Track the schema version in the database with the user_version PRAGMA, and keep a sequence of upgrade steps:
def get_schema_version(conn):
cursor = conn.execute('PRAGMA user_version')
return cursor.fetchone()[0]
def set_schema_version(conn, version):
conn.execute('PRAGMA user_version={:d}'.format(version))
def initial_schema(conn):
# install initial schema
# ...
def ugrade_1_2(conn):
# modify schema, alter data, etc.
# map target schema version to upgrade step from previous version
upgrade_steps = {
1: initial_schema,
2: ugrade_1_2,
}
def check_upgrade(conn):
current = get_schema_version(conn)
target = max(upgrade_steps)
for step in range(current + 1, target + 1):
if step in upgrade_steps:
upgrade_steps[step](conn)
set_schema_version(conn, step)
There are a few ways to do this, I will only mention one.

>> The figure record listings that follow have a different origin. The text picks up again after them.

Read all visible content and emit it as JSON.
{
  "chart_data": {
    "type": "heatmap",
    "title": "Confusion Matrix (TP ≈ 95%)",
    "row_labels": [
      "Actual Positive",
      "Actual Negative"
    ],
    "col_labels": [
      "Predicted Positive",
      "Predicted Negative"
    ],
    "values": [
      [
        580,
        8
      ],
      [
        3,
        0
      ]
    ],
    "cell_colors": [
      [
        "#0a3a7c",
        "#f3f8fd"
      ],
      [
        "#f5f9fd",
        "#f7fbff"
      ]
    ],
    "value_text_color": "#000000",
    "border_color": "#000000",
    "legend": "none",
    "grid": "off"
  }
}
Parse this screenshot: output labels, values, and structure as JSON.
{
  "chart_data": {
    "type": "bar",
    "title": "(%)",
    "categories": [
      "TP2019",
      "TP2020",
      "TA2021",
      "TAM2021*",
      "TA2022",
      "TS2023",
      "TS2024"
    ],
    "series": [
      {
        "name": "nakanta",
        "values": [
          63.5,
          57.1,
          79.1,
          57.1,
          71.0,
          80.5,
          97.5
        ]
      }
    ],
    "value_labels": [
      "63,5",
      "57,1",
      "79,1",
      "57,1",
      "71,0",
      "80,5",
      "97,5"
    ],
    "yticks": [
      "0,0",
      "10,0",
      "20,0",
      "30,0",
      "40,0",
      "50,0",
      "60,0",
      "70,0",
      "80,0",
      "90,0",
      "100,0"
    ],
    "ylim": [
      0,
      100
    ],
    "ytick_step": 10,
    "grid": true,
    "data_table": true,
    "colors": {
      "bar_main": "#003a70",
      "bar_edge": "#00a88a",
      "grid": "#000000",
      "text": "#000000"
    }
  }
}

It seems like you already track the version within the database. On your application start, you will want to check this version against the running application's version and run any sql scripts that will perform the schema changes.
update
An example of this in action:
import os
import sqlite3 as sqlite
def make_movie_table(cursor):
cursor.execute('CREATE TABLE movies(id INTEGER PRIMARY KEY, title VARCHAR(20), link VARCHAR(20))')
def make_series_table(cursor):
cursor.execute('CREATE TABLE series(title VARCHAR(30) PRIMARY KEY,series_link VARCHAR(60),number_of_episodes INTEGER,number_of_seasons INTEGER)')
def make_episode_table(cursor):
cursor.execute('CREATE TABLE episodes(id INTEGER PRIMARY KEY,title VARCHAR(30),episode_name VARCHAR(15), episode_link VARCHAR(40), Date TIMESTAMP, FOREIGN KEY (title) REFERENCES series(title) ON DELETE CASCADE)')
def make_version_table(cursor):
cursor.execute('CREATE TABLE schema_versions(version VARCHAR(6))')
cursor.execute('insert into schema_versions(version) values ("0.1.0")')
def create_database(sqlite_file):
if not os.path.exists(sqlite_file):
connection = sqlite.connect(sqlite_file)
cursor = connection.cursor()
cursor.execute("PRAGMA foreign_keys = ON")
make_movie_table(cursor)
make_series_table(cursor)
make_episode_table(cursor)
make_version_table(cursor)
connection.commit()
connection.close()
def upgrade_database(sqlite_file):
if os.path.exists(sqlite_file):
connection = sqlite.connect(sqlite_file)
cursor = connection.cursor()
cursor.execute("select max(version) from schema_versions")
row = cursor.fetchone()
database_version = row[0]
print('current version is %s' % database_version)
if database_version == '0.1.0':
print('upgrading version to 0.1.1')
cursor.execute('alter table series ADD COLUMN new_column1 VARCHAR(10)')
cursor.execute('alter table series ADD COLUMN new_column2 INTEGER')
cursor.execute('insert into schema_versions(version) values ("0.1.1")')
#if database_version == '0.1.1':
#print('upgrading version to 0.1.2')
#etc cetera
connection.commit()
connection.close()
#I need to add 2 columns to the series table, when the user upgrade the software.
if __name__ == '__main__':
create_database('/tmp/db.sqlite')
upgrade_database('/tmp/db.sqlite')
Each upgrade script will take care of making your database changes, and then update the version inside the DB to the latest version. Note that we do not use elif statements, this is so that you can upgrade a database over multiple versions if it needs to.
There are some caveats to watch out for:
run upgrades inside transactions, you will want to rollback on any errors to avoid leaving the database in an unusable state. -- update this is incorrect as pointed out, thanks Martijn!
avoid renames and column deletes if you can, and if you must, ensure any views using them are updated too.
Long term you're going to be better off using an ORM such as SQLAlchemy with a migration tool like Alembic.